More recently, the effect turned sinister with China suspending rare earth metal shipments to Japan over the capture of Chinese fishing boat captain near some disputed islands.
And, of course, there is the heavying of Norway over the award of Nobel peace prize to a jailed Chinese dissident. (Japan is the latest country to ignore the Chinese threats.)
Wheels within wheels
The coincidental launches of two “biographies” in the same week – of Truth newspaper and Sir Geoffrey Palmer’s parliamentary years – would have tested the endurance of those familiar with both.
Sir Geoffrey was also involved in the formative years of the National Business Review and he grew up in Nelson, as I did, where his father was editor of the Nelson Evening Mail (it has since dropped the “Evening” though that’s when it still comes out).

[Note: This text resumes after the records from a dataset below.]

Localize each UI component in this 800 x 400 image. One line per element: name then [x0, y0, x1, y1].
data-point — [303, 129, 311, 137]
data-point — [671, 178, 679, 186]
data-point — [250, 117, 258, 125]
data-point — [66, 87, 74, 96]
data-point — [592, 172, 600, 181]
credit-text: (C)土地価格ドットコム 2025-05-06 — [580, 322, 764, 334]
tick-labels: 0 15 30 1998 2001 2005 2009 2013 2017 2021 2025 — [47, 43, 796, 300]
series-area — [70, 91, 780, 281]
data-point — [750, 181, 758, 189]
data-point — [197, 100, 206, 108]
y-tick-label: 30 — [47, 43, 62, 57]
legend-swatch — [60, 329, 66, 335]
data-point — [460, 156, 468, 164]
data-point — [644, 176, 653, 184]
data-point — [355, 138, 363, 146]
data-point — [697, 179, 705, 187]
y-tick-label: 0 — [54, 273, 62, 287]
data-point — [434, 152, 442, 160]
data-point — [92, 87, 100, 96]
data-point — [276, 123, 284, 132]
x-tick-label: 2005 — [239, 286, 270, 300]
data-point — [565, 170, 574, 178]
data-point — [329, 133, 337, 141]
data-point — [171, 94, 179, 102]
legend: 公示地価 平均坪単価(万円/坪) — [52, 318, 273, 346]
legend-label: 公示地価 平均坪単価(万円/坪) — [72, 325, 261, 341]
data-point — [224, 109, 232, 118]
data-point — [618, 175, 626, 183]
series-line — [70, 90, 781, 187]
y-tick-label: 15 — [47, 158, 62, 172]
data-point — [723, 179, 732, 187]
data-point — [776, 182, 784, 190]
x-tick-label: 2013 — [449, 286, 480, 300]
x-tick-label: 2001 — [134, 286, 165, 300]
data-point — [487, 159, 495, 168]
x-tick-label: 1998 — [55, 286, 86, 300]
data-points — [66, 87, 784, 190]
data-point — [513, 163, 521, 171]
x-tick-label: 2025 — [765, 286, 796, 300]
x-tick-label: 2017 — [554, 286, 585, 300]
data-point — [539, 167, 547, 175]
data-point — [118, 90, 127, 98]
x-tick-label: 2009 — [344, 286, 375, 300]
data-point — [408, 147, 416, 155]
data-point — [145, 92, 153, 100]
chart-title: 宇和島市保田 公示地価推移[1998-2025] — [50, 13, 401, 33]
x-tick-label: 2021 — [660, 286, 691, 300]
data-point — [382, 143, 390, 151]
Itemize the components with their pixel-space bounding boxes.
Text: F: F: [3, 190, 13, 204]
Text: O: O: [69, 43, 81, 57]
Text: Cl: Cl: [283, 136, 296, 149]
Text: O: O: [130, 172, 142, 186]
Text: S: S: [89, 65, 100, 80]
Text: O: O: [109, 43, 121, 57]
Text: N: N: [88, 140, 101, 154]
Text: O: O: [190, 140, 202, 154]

According to Redmer Yska’s colourful account, teenaged law clerk Geoff Palmer worked at Truth for 18 months, writing the Ask a Lawyer column. Even at that time, he was interested in what is now known as media law but was more commonly called defamation or libel.
Sir Geoffrey later got to rewrite the law, though not to his own satisfaction and to the continued frustration of editors and publisher ever since,
Another interesting connection is his editorship of Salient, the Victoria University paper, when its printing moved to Truth’s new presses in 1963.
As a result, Salient looked more professional than either of its daily counterparts, the Evening Post and The Dominion.
I am looking forward to a planned Salient reunion next year for those who produced the paper at Truth while it was also attacking students. (Disclosure: I later did some part-time subbing at Truth.)